Chur, la capital de los Grisones, fue devastada por un incendio en el siglo XV. Llegó una afluencia de trabajadores de habla alemana para ayudar con la reconstrucción, y el idioma de la ciudad se convirtió en alemán antes de que el romanche estableciera una tradición literaria. Y el hecho de que la autoridad política más amplia estuviera descentralizada significó que la fragmentación lingüística encontró poca resistencia. Hasta principios del siglo XIX, el municipio estaba gobernado por tres organizaciones con nombres dignos de un juego de Wes Anderson: la Liga Casa de Dios, la Liga Diez Jurisdicciones y la Liga Gris. Durante la Reforma, los aldeanos podían someter a votación cuestiones importantes: convertirse en protestantes o seguir siendo católicos. Entre las lenguas romanche supervivientes, el sursilvano reina en el valle del Alto Rin; Sutsilvan en el valle posterior del Rin; Surmiran en el valle de Albula y Oberhalbstein; y Puter y Vallader en la Engadina. Según Cathomas, Sursilvan representa poco más de la mitad de todos los hablantes de romanche, Vallader alrededor de una quinta parte, Puter y Surmiran alrededor del diez por ciento cada uno, y Sutsilvan alrededor del cinco por ciento. (Estos cinco modismos, señala Cathomas, son en sí mismos una estandarización de unas veintiún variedades lingüísticas que han surgido a lo largo del tiempo). Los saludos se mueven a ambos lados de una cuenca hidrográfica y pueden variar incluso dentro de una ciudad. Entre los hablantes de romanche, hay docenas de formas de pronunciar el pronombre de primera persona. “Avalancha” también varía:lavina en Sursilván, Vallader y Puter, porque en Surmiran y Sutsilvan. Al negarse la cortesía y el desastre a cumplir, la junta escolar, los editores y el clero del municipio se vieron obligados a producir múltiples ediciones de cartillas, libros de texto y catecismos; a veces se necesitaban cinco sorteos paralelos para una población del tamaño de una ciudad. Para los reformadores estaba claro que algo tenía que ceder.

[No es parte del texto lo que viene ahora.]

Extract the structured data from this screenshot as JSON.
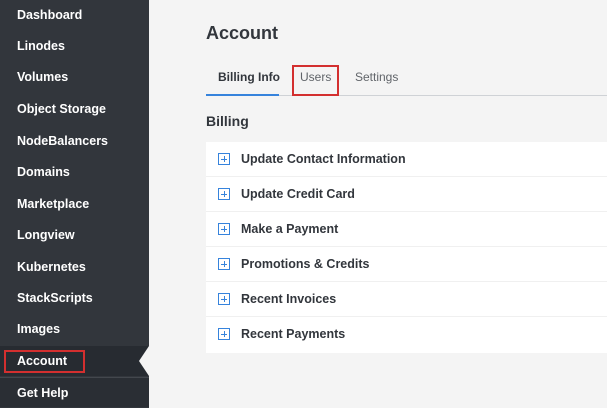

Conocí a Bernard Cathomas en su casa de Chur, una casa modernista de paredes blancas diseñada al estilo de Rudolf Olgiati, el arquitecto suizo conocido por hacer que la austeridad pareciera alpina. Alto y delgado, con el pelo blanco suelto, gafas sin montura y una expresión cautelosa pero no carente de diversión, Cathomas se comportaba con la formalidad de un funcionario cultural y la silenciosa terquedad de un hombre que se ha pasado la vida defendiendo un idioma frágil. Sigue siendo más conocido de lo que le gustaría en los valles de los Grisones; su nombre todavía puede provocar duras opiniones. Las amenazas de muerte han pasado. La indignación no lo fue.

En el interior, nos sentamos cerca de unos cuantos sillones de Le Corbusier – “No siempre muy cómodos”, señala – mientras su esposa, Rita, nos llevaba a través de lo que parecía un recorrido culinario por los valles: sopa de cebada densa con granos y verduras, papas ralladas cocidas lentamente en mantequilla hasta que estén crujientes y platos de charn setga de Grischuncarnes secas de Graubünden. Cathomas nació en 1946 en Breil, un pueblo situado en una terraza en el lado norte del Rin anterior, a una altitud de cuatrocientos doscientos pies. Era el segundo de una familia de catorce hijos, en una familia de habla sursilvana.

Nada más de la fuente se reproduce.